Although both the student group and Martin Luther King Jr.’s Southern Christian Leadership Conference were fighting the same struggle, there was friendly competition. Often the students organized demonstrations and took positions that went beyond those advocated by King.


For example, when Mississippi tried to send an all-white delegation to the 1964 Democratic convention, Forman was far more outspoken than King about the compromise that allowed two at-large votes for black delegates. SNCC helped organize a protest in Atlantic City, N.J., where the convention was held that renominated President Johnson.


“They always thought King got all the publicity and they did most of the suffering, that they were the shock troops,” Taylor Branch, who has written two books on the Civil Rights Movement, said. “There was tension and resentment and cooperation all at once.”

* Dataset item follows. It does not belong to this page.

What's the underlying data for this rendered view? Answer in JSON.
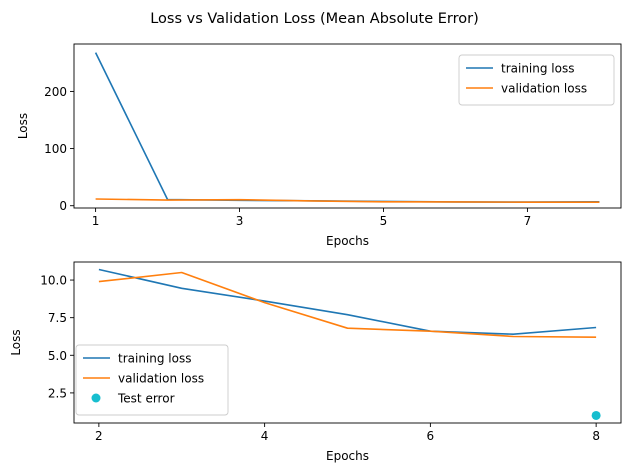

But John Lewis, a congressman who was the coordinating committee’s chairman when Forman was its executive secretary, said Forman’s role was critical in convincing students they had a stake in the fight for equality and justice.


“He was the glue that held the young people together during the most abrupt time of the Civil Rights Movement,” said Mr. Lewis, a Democrat of Georgia. “He was somewhat older than many of the young people who became part of the movement but was thoughtful, had great organizing skills, and was a good manager.”


Mr. Lewis credits Forman for persuading the group to purchase its own office building, printing press, and research department to help document the struggle. Rather than wait for King to arrive in a town and deliver a motivational speech, Forman tried to develop leadership among students, including the appointment of field secretaries to recruit young activists across the South.


“The chairman was kind of the public face and spokesperson, while the executive secretary was always the guy running the organization behind the scenes, making things happen,” Mr. Branch said. “To the people scattered down in Mississippi going to jail for tiny projects, he was the one who made sure somebody would get you out.”


In 1969, Forman became one of the first major black leaders to demand slavery reparations. His “Black Manifesto,” delivered at a church in New York, sought $500 million from white churches for America’s role in the Atlantic slave trade.


He remained active in promoting the cause of blacks throughout his career, including traveling to Africa and Europe on behalf of the Black Panther Party, planning a new March on Washington in 1982, and lobbying against the appointment of Supreme Court nominee Robert Bork and the presidential campaign of former Ku Klux Klan grand wizard David Duke.


Dorie Ladner, a longtime friend and neighbor in Washington, said Forman left his mark on the Civil Rights Movement.


“He was very intelligent, a learned man with zeal for justice and equality,” Ms. Ladner said. “He was fearless.”